Sur ces mots, le Chevalier salua le Roi d’un coup sur son plastron, à l’endroit de son cœur, et se détourna avant de disparaître dans un éclair de lumière bleutée. Le Roi le regarda faire, ne faisant pas un geste pour le suivre ou l’arrêter. Il ne put s’empêcher d’essayer de retracer la trace de magie laissée par le Chevalier lorsqu’il disparut, mais cet homme avait déjà réussi à brouiller les pistes; plutôt que son repère, le Roi entraperçut des plaines florissantes, avant que le tunnel magique se referme d’un coup brusque. Le Chevalier était aussi doué que lui. Malgré lui, le défi de combattre un égal lui arracha un sourire de satisfaction, ce qui le poussa à passer rapidement une main sur son visage pour en chasser cette grimace plaisante. Le monde était en crise et lui, il était content. Il avait même hâte de voir la fin de ces intrigues. Mais une nouvelle fois, le visage de Shunya lui apparut brièvement. Cette fois, il perdit bien son sourire, qui se remplaça par une franche inquiétude. Il supplia secrètement la jeune femme d’être saine et sauve. Ou sauve. Oui, sauve, ce serait déjà bien.

Lorsqu’il arriva devant le commando envoyé par le Roi de Sylvandell, il n’était pas au meilleur de son humeur, et la tension était palpable. Il avait compris que pour les Sylvandins, la gentillesse et la politesse n’étaient que des démonstrations de faiblesse, aussi se débarrassa-t-il de son manteau de bonté pour revêtir celui de la plus profonde froideur. Il déboucla le fourreau de son épée de sa ceinture et la positionna pointe vers le sol pour s’appuyer dessus, son regard parcourant les trois membres de cette nouvelle équipe. Un soldat, une duelliste et un demi-sang de Géant. Il était encore loin du quatuor qu’il avait formé avec Mélisende la Sorcière, Chaos au bras infaillible et la petite voleuse Mégane, mais au moins, ils étaient quatre.

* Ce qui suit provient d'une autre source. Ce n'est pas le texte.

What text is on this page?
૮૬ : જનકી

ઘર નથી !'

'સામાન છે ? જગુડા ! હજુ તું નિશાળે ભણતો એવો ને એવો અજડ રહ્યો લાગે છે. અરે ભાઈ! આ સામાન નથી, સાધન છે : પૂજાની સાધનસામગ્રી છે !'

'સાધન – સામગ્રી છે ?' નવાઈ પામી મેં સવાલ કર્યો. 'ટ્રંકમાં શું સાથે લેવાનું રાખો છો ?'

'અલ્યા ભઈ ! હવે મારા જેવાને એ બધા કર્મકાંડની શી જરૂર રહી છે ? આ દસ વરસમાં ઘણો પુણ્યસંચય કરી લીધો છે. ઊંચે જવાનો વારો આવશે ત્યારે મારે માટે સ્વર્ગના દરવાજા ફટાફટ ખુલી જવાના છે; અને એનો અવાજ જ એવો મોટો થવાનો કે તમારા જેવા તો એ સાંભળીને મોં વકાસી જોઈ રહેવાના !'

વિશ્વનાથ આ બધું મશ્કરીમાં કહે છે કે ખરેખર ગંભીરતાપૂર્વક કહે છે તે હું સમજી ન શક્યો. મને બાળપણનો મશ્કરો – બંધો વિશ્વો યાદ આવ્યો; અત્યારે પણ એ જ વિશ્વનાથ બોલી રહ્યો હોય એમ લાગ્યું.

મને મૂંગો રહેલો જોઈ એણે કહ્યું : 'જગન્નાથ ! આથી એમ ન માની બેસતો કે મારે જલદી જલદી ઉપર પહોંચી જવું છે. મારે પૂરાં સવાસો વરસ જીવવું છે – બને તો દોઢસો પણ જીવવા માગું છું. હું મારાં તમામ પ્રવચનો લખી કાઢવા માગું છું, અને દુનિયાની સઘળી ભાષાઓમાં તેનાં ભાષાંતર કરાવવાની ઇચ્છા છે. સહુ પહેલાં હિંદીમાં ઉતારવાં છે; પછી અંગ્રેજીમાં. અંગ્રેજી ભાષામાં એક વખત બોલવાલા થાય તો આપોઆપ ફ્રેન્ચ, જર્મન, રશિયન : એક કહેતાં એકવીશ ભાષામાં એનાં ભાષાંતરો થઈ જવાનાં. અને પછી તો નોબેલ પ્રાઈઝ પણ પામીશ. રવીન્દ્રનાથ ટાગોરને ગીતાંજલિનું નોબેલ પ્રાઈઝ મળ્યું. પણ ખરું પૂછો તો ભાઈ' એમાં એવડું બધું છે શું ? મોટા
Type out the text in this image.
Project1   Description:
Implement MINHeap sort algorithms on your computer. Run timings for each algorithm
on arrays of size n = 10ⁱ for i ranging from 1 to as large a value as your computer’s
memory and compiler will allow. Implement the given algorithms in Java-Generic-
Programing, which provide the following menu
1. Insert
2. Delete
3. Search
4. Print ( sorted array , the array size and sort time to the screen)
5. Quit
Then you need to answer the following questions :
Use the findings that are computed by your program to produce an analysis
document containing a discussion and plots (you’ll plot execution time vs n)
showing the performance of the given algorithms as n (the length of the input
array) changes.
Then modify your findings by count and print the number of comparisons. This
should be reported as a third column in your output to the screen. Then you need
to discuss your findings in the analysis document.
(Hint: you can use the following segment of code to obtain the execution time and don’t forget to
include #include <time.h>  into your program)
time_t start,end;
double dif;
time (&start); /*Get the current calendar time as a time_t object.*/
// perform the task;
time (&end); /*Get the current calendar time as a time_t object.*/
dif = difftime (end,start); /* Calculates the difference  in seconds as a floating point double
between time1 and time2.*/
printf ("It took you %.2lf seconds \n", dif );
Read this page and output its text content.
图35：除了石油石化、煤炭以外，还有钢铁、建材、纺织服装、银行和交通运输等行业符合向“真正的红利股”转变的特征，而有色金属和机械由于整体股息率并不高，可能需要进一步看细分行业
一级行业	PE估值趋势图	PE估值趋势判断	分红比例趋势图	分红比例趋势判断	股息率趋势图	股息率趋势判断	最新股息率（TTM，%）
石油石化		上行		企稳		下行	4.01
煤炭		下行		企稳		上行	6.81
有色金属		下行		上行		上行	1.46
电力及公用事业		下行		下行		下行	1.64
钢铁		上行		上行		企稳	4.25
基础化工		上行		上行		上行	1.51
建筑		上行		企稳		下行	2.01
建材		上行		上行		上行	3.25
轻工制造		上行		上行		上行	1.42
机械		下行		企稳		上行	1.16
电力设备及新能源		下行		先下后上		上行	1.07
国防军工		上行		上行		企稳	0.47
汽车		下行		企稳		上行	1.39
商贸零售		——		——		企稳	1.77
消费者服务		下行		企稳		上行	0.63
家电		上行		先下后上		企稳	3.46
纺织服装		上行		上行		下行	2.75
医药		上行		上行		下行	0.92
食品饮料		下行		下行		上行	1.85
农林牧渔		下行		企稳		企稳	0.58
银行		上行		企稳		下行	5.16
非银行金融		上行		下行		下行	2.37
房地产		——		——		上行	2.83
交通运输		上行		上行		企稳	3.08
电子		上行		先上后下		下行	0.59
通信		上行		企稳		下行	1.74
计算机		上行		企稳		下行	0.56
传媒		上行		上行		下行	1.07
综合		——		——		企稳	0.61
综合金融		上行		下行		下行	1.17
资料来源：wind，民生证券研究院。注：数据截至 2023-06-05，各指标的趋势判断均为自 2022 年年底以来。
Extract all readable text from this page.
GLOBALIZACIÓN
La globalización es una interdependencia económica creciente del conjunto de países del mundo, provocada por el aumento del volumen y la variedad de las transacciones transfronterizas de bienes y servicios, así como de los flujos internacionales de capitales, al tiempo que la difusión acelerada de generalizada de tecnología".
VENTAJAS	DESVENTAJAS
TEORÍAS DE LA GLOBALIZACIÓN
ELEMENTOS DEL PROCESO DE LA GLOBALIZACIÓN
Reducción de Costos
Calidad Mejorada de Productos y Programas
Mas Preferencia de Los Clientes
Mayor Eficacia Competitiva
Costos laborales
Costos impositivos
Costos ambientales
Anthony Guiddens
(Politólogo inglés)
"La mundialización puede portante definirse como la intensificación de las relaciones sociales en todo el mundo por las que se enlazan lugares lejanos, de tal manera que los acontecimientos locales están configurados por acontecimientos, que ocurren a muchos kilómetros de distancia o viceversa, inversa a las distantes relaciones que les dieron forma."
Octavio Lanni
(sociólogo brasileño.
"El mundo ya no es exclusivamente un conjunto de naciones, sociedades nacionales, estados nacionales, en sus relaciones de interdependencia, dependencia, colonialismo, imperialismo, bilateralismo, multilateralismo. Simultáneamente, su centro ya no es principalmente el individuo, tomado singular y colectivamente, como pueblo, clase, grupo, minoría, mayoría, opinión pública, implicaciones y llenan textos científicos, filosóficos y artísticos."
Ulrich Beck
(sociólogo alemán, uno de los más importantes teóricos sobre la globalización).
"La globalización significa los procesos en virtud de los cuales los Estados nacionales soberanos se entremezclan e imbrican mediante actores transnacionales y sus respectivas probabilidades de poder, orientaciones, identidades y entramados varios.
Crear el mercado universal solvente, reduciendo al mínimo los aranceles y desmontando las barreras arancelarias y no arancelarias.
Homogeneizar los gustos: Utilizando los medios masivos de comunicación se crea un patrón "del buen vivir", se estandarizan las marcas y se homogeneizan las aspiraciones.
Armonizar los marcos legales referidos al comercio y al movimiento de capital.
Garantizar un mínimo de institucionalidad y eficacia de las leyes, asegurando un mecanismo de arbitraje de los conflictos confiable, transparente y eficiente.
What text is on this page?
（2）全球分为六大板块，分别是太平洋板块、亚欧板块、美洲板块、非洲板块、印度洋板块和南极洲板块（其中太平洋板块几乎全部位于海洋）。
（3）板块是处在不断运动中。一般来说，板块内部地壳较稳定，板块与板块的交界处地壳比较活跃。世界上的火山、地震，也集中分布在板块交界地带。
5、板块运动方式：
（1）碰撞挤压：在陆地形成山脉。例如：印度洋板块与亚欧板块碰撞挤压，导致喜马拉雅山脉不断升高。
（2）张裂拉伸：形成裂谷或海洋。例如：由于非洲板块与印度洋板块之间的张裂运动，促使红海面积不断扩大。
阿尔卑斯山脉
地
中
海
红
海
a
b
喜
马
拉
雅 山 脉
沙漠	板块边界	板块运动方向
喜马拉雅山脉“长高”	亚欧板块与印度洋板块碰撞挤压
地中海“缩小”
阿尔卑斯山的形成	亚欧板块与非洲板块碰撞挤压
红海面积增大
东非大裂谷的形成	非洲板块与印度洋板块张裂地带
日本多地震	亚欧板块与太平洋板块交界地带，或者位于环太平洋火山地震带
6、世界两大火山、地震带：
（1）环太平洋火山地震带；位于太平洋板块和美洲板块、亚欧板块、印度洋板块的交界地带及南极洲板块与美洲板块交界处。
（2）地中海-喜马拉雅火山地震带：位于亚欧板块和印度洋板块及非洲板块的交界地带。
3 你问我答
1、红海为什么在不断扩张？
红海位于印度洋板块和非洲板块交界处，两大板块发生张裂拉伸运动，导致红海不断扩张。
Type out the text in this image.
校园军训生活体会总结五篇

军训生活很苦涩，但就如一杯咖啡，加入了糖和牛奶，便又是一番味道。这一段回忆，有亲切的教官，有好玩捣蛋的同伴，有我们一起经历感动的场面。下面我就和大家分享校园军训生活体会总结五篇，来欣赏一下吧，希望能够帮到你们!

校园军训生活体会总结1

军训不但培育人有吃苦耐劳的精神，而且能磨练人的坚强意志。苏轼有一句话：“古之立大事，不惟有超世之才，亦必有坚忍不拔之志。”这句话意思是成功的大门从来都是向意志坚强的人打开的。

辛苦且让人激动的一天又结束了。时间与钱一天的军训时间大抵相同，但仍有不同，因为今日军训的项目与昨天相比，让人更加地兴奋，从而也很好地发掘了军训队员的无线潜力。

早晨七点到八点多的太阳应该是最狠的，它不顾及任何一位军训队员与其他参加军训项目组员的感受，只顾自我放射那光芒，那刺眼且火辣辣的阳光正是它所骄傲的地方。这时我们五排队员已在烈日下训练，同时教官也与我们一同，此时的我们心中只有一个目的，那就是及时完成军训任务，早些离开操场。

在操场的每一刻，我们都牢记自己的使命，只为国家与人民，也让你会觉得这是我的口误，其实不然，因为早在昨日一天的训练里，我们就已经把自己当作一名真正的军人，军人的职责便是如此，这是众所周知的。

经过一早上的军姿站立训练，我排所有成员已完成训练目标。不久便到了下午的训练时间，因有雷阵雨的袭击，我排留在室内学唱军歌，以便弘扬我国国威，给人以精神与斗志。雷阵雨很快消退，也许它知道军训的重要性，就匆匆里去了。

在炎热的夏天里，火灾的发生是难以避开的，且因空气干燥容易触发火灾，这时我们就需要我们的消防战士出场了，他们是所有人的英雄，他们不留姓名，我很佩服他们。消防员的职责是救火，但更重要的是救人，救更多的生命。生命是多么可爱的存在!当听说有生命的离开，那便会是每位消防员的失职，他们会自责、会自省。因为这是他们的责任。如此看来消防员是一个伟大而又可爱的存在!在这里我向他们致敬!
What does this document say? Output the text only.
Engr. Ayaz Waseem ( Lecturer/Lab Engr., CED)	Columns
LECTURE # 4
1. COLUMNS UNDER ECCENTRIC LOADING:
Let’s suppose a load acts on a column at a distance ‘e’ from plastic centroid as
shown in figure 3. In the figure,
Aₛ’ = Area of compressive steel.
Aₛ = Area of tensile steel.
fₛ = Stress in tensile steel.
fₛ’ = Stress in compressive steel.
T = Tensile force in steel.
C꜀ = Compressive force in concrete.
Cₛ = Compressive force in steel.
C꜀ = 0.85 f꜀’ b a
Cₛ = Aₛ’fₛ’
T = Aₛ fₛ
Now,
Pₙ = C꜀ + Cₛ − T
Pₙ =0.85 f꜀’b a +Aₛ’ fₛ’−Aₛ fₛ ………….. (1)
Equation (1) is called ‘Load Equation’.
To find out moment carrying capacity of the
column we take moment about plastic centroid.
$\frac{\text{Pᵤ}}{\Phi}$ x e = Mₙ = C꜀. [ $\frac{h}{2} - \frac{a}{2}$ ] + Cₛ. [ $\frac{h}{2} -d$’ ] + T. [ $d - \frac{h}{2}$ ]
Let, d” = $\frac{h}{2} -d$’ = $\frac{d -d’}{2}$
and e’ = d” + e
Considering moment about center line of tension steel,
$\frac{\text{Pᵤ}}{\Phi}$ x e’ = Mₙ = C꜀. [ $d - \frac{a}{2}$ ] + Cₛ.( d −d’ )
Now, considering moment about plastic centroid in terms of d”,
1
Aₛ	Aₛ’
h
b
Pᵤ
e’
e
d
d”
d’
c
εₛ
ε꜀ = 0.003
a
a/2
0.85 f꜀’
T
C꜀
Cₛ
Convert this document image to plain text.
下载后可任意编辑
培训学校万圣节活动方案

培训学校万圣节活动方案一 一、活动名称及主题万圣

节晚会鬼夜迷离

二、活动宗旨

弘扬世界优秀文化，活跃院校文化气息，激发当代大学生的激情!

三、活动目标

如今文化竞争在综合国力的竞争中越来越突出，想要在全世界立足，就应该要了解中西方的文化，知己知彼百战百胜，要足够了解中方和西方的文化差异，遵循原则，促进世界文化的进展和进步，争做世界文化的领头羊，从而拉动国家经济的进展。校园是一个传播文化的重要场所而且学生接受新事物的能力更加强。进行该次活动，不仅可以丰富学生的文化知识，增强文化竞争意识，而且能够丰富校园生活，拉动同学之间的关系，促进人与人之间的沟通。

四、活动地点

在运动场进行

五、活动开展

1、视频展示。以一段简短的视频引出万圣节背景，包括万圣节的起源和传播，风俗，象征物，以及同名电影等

« J’imagine que vous êtes déjà au courant de qui je suis, dit-il directement. On m’a demandé de venir ici pour rencontrer ceux qui m’accompagneraient pendant mon enquête et qui me guideraient dans les montagnes. Êtes-vous ceux dont il s’agit? »

Cirillia

Humain(e)

Re : Le Fléau [Partie 2] [PV]

Réponse 7 mardi 10 décembre 2013, 01:19:35

La route vers la Griffe n’était pas une route que Cirillia appréciait beaucoup. Elle serpentait le long de la montagne, et vous amenait à croiser des dragons, qui volaient parfois de très près. Or, Ciri’ aimait relativement peu les dragons. Voire même pas du tout. Elle s’avança donc, pressant le mouvement, Kynarth derrière elle. Le jeune Commandeur était visiblement fier d’accomplir une mission pour Sylvandell, mais Ciri’ se doutait aussi qu’il avait des hormones. L’amoureux transi de la Princesse de Sylvandell semblait aussi apprécier l’idée de faire route avec Cirillia. Ils s’étaient battus ensemble à plusieurs reprises, à l’entraînement. Kynarth avait un style de combat très académique, manquant encore de cette fluidité qui caractérisait les bretteurs d’expérience. Pour autant, il était adroit, et endurci. La plupart des feintes de Ciri’ ne l’avaient pas eu, et, quand il se battait, Kynarth perdait cette espèce de timidité naturelle qui semblait le caractériser face aux femmes. C’était un combattant valeureux et redoutable. Qu’il ait choisi de se porter volontaire était une bonne initiative, car ce serait pour lui l’occasion d’acquérir un peu d’expérience. D’aucuns auraient sans doute pu trouver la décision de Tywill assez souple, mais les Commandeurs étaient tous des hommes de confiance, et, de manière plus générale, Tywill ne pensait pas vraiment qu’il y avait une menace pesant sur son royaume. Le dragon d’Or les protégeait, et, tant que ses immenses ailes continuaient à flotter dans le ciel, Sylvandell ne craignait rien.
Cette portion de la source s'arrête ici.